# Cant change adress on walther proto 2000?



## santafealltheway (Nov 27, 2012)

I have a walthers Proto 2000, that I cant seem to change the adress of.

Using digitrax zephyr.

All my other loco's program easily, so its not the zephyr or the program track..

when i attempt to 'read' the adress it just sits there flashing, and the loco buzzes untill removed from the track.

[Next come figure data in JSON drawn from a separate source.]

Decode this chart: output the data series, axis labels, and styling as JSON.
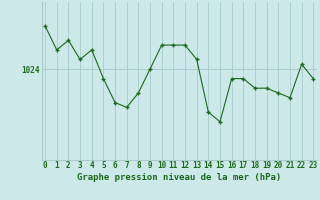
{
  "hours": [
    0,
    1,
    2,
    3,
    4,
    5,
    6,
    7,
    8,
    9,
    10,
    11,
    12,
    13,
    14,
    15,
    16,
    17,
    18,
    19,
    20,
    21,
    22,
    23
  ],
  "pressure": [
    1033,
    1028,
    1030,
    1026,
    1028,
    1022,
    1017,
    1016,
    1019,
    1024,
    1029,
    1029,
    1029,
    1026,
    1015,
    1013,
    1022,
    1022,
    1020,
    1020,
    1019,
    1018,
    1025,
    1022
  ],
  "line_color": "#1a6b1a",
  "marker_color": "#1a6b1a",
  "bg_color": "#cce8e8",
  "grid_color": "#aacccc",
  "ytick_label": "1024",
  "ytick_value": 1024,
  "xlabel": "Graphe pression niveau de la mer (hPa)",
  "xlabel_fontsize": 6.5,
  "tick_fontsize": 5.5,
  "ylim_min": 1005,
  "ylim_max": 1038
}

I sure would like to get this thing OFF of adress 3 if anyone has any suggestions.


----------



## DonR (Oct 18, 2012)

Does it operate normally with all functions
as address 03?

Don


----------



## Lemonhawk (Sep 24, 2013)

Constant buzz? Sure it has a decoder in it?


----------



## Mark VerMurlen (Aug 15, 2015)

I think that you need a power booster to use the Program Track with the decoder (Tsunami Soundtrax) that's put into the Walthers Proto 2000 series locomotives. You can read more about that in the manual at http://www.soundtraxx.com/manuals/usersguide_diesel.pdf. I had to use Programming on Main in order to change the address of my Walthers Proto 2000 F7 locomotive. I had to "fiddle" with mine quite a bit to finally get its address changed, so I don't know the exact right steps to get it done. Sorry that I can't be more helpful.

Mark


----------



## santafealltheway (Nov 27, 2012)

DonR said:


> Does it operate normally with all functions
> as address 03?
> 
> Don


Yes, it has a decoder, everything works fine on adress 3, i just cant get it switch.


----------



## Brakeman Jake (Mar 8, 2009)

Try programming on the main (remove other locos from track) on "OPS" mode.You may have to try a few times but should succeed with your Zephyr.Tsunami's need a good punch to program wich isn't available on the prog track.


----------



## Cycleops (Dec 6, 2014)

Programming on the main might work as BJ suggests but I programmed all my Tsunamis on the programme track with my Powercab which has just 1.5 amp so it's not a power thing. Try resetting the decoder by writing 8 to CV 8 and try again, might just sort it.


----------



## evolocomotive (May 23, 2016)

Wow, never heard of this... I use a SPROG to program all my loco's as I don't have a home layout (yet)


----------



## Cycleops (Dec 6, 2014)

evolocomotive said:


> Wow, never heard of this... I use a SPROG to program all my loco's as I don't have a home layout (yet)


Hello, welcome to the forum. It's never been cheaper or easier to have a DCC layout, even a small one. All you need apart from the controller, I recommend the Powercab, is a a few lengths of flex track and one or two turnouts. Loads of ideas here: http://www.carendt.com/category/small-layout-scrapbook/


----------



## santafealltheway (Nov 27, 2012)

So still no luck.

it wont let me reset it to 8 either, it just says busy busy busy busy


----------



## santafealltheway (Nov 27, 2012)

So, it changed address just fine on the bachmann dcc controller. But i cant set it to 17, with its nice lit number boards.


----------